Our opinions expressed herein are subject to the following qualifications and exceptions: (i) the effect of bankruptcy, insolvency, reorganization, arrangement, moratorium, or other similar laws relating to or affecting the rights of creditors generally, including, without limitation, laws relating to fraudulent transfers or conveyances, preferences, and equitable subordination; and (ii) the effect of general principles of equity, including, without limitation, concepts of materiality, reasonableness, good faith and fair dealing (regardless of whether considered in a proceeding in equity or at law).
We are members of the Bar of the State of New York. We do not hold ourselves out as being conversant with, or expressing any opinion with respect to, the laws of any jurisdiction other than the laws of the State of New York and Chapter 78 of the Nevada Revised Statutes (the “NRS”). Accordingly, the opinions expressed herein are expressly limited to the laws of the State of New York and Chapter 78 of the NRS. Our opinion is based on these laws as in effect on the date hereof. We express no opinion as to whether the laws of any other jurisdiction are applicable to the subject matter hereof. We are not rendering any opinion as to compliance with any federal or state law, rule or regulation relating to securities, or to the sale or issuance thereof.
Based upon, subject to and limited by the foregoing, we are of the opinion that following (i) execution and delivery by the Company and each of the Investors of the Agreement, (ii) effectiveness of the Registration Statement, (iii) issuance of the Securities pursuant to the terms of the Resolutions and the Agreement, the Warrant and the Pre-Funded Warrant, as applicable, and (iv) receipt by the Company of the consideration for the Securities:
(a) the Shares will be duly authorized for issuance and, when issued, delivered and paid for in accordance with the terms of the Agreement and in accordance with and in the manner described in the Registration Statement, will be validly issued, fully paid and nonassessable;
(b) The Units, Pre-Funded Units, Warrants and Pre-Funded Warrants will be duly authorized for issuance and, when issued and sold in accordance with the terms of the Agreement and in accordance with and in the manner described in the Registration Statement, will constitute valid and legally binding obligations of the Company enforceable against the Company in accordance with their terms; and
(c) The Warrant Shares and Pre-Funded Warrant Shares will be duly authorized and, when issued and paid for in accordance with the provisions of the Warrants and Pre-Funded Warrants, as applicable, and in accordance with and in the manner described in the Registration Statement, will be validly issued, fully paid and nonassessable.

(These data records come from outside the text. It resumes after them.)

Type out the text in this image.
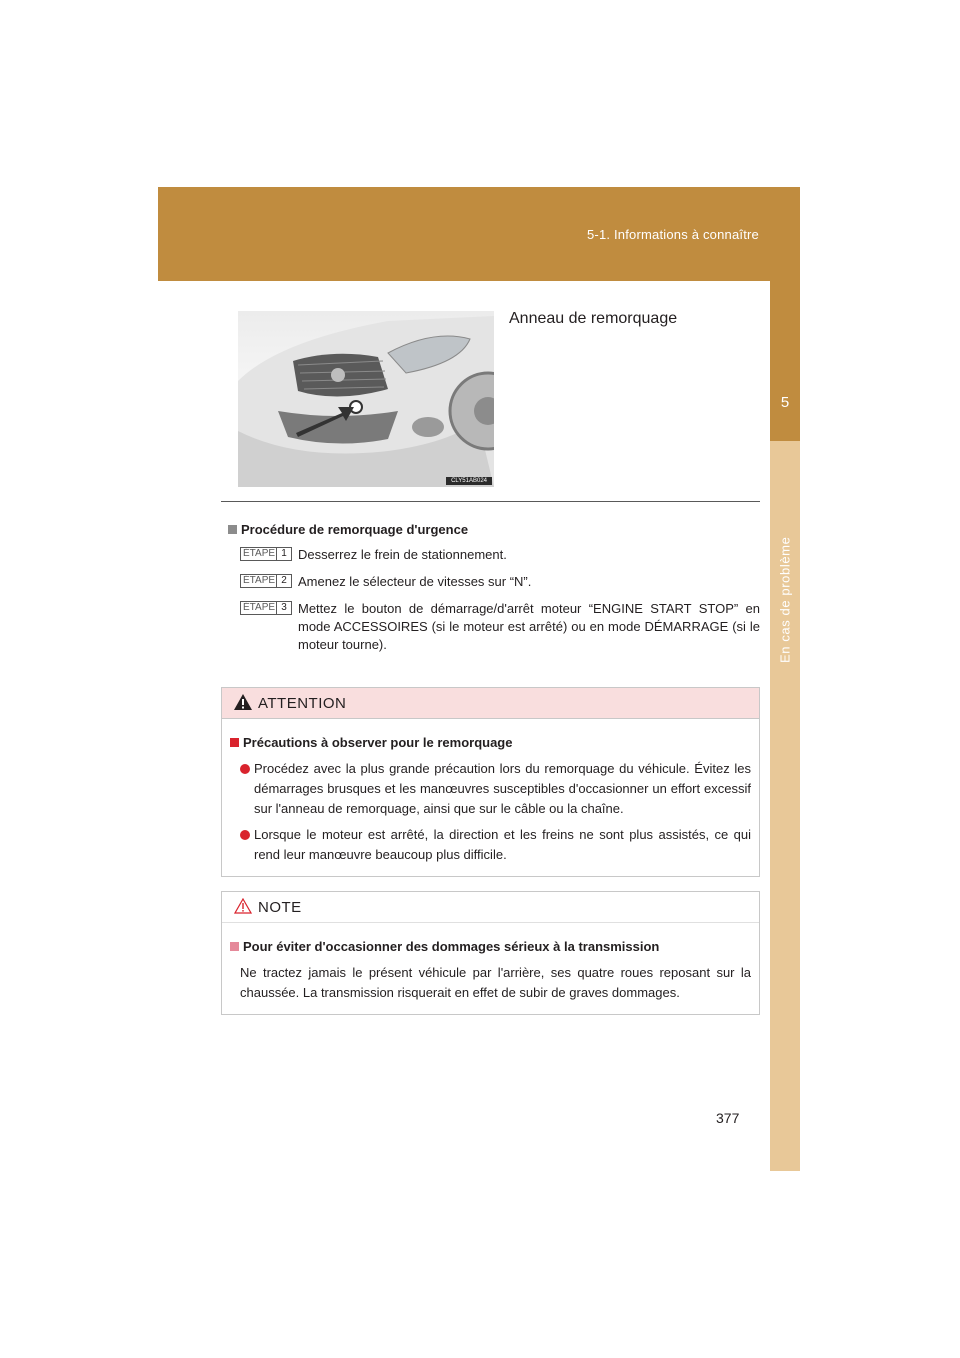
5-1. Informations à connaître
5
En cas de problème
CLY51AB024
Anneau de remorquage
Procédure de remorquage d'urgence
ÉTAPE 1 Desserrez le frein de stationnement.
ÉTAPE 2 Amenez le sélecteur de vitesses sur “N”.
ÉTAPE 3 Mettez le bouton de démarrage/d'arrêt moteur “ENGINE START STOP” en mode ACCESSOIRES (si le moteur est arrêté) ou en mode DÉMARRAGE (si le moteur tourne).
ATTENTION
Précautions à observer pour le remorquage
Procédez avec la plus grande précaution lors du remorquage du véhicule. Évitez les démarrages brusques et les manœuvres susceptibles d'occasionner un effort excessif sur l'anneau de remorquage, ainsi que sur le câble ou la chaîne.
Lorsque le moteur est arrêté, la direction et les freins ne sont plus assistés, ce qui rend leur manœuvre beaucoup plus difficile.
NOTE
Pour éviter d'occasionner des dommages sérieux à la transmission
Ne tractez jamais le présent véhicule par l'arrière, ses quatre roues reposant sur la chaussée. La transmission risquerait en effet de subir de graves dommages.
377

It is understood that this opinion is to be used only in connection with the offer, sale, and issuance of the Securities while the Registration Statement is in effect.
We hereby consent to the filing of this opinion as an exhibit to the Registration Statement and to the use of our name under the caption “Legal Matters” in the Registration Statement. In giving this consent, we do not admit that we are “experts” within the meaning of Section 11 of the Securities Act or within the category of persons whose consent is required by Section 7 of the Securities Act.